De acordo com o estudo desenvolvidos por pesquisadores do WEF e da consultoria Capgemini, a tecnologia pode ajudar os países a enfrentar uma carência de profissionais especializados. Nos Estados Unidos, por exemplo, devem faltar algo entre 10.100 e 19.900 cirurgiões até 2036, cujo serviço seria assumido por robôs.
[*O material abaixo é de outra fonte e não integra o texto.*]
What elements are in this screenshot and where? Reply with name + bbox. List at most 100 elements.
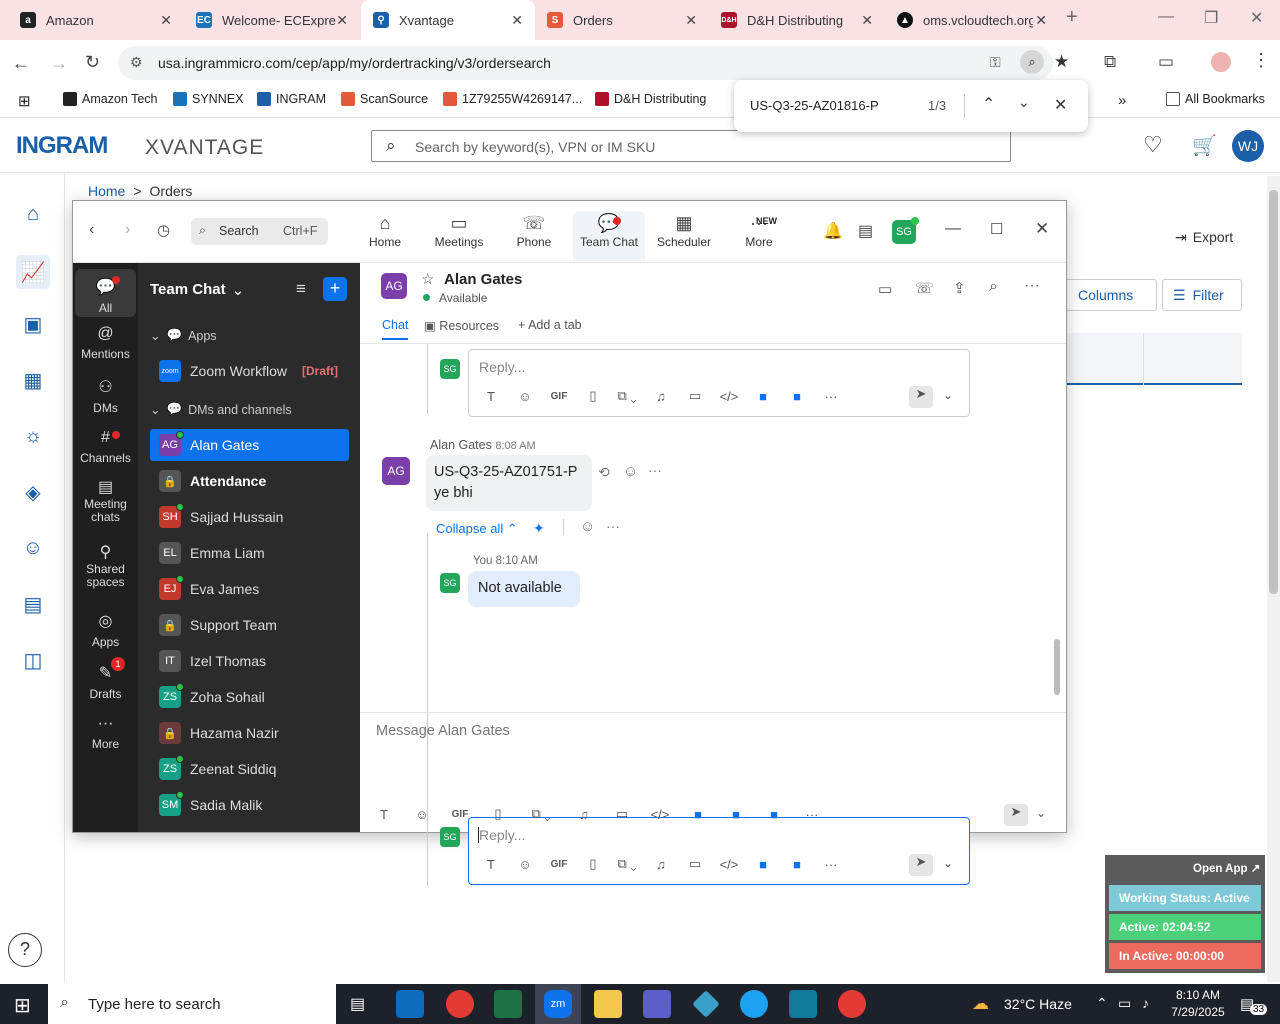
apps-section-header[interactable]: ⌄ 💬 Apps (150, 328, 217, 343)
share-screen-icon[interactable]: ⇪ (953, 279, 966, 297)
app-icon[interactable]: ■ (746, 857, 780, 872)
close-icon[interactable]: ✕ (511, 12, 523, 29)
gif-button[interactable]: GIF (542, 859, 576, 870)
site-info-icon[interactable]: ⚙ (130, 54, 143, 71)
sidebar-item-zoom-workflow[interactable]: zoom Zoom Workflow [Draft] (150, 355, 349, 387)
tab-vcloud[interactable]: ▲ oms.vcloudtech.org ✕ (885, 0, 1059, 40)
close-icon[interactable]: ✕ (1035, 12, 1047, 29)
tab-home[interactable]: ⌂ Home (349, 211, 421, 261)
bookmark-synnex[interactable]: SYNNEX (173, 92, 243, 106)
network-icon[interactable]: ▭ (1118, 995, 1131, 1012)
app-icon[interactable]: ■ (746, 389, 780, 404)
forward-icon[interactable]: → (50, 53, 68, 74)
zoom-search[interactable]: ⌕ Search Ctrl+F (191, 218, 328, 245)
active-reply-box[interactable]: Reply... T ☺ GIF ▯ ⧉ ⌄ ♫ ▭ </> ■ ■ ··· ➤ ⌄ (468, 817, 970, 885)
phone-icon[interactable]: ☏ (915, 279, 934, 297)
extensions-icon[interactable]: ⧉ (1104, 52, 1116, 72)
video-icon[interactable]: ▭ (603, 806, 641, 822)
chrome-icon[interactable] (838, 990, 866, 1018)
zoom-icon[interactable]: zm (544, 990, 572, 1018)
rail-dms[interactable]: ⚇ DMs (75, 377, 136, 415)
tray-chevron-icon[interactable]: ⌃ (1096, 995, 1108, 1012)
find-close-icon[interactable]: ✕ (1054, 95, 1067, 115)
bookmark-ingram[interactable]: INGRAM (257, 92, 326, 106)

Outros ganhos seriam eficiência no uso de energia e otimização de fluxos de trabalho.

O relatório destaca oito soluções que devem chegar ao mercado nos próximos meses ou anos: robôs cirurgiões, laboratórios autônomos, inteligência artificial na descoberta de materiais e moléculas, a comunicação com aparelhos por meio da mente, redes inteligentes na eletricidade e o aluguel de robôs para fábricas e aplicativos para coordenar negócios segmentados.

Além do desenvolvimento tecnológico, o estudo cita como avanços regulatórios, a exemplo da permissão de medicamentos que façam edição genética nos EUA, devem garantir que novos produtos ganhem mercado.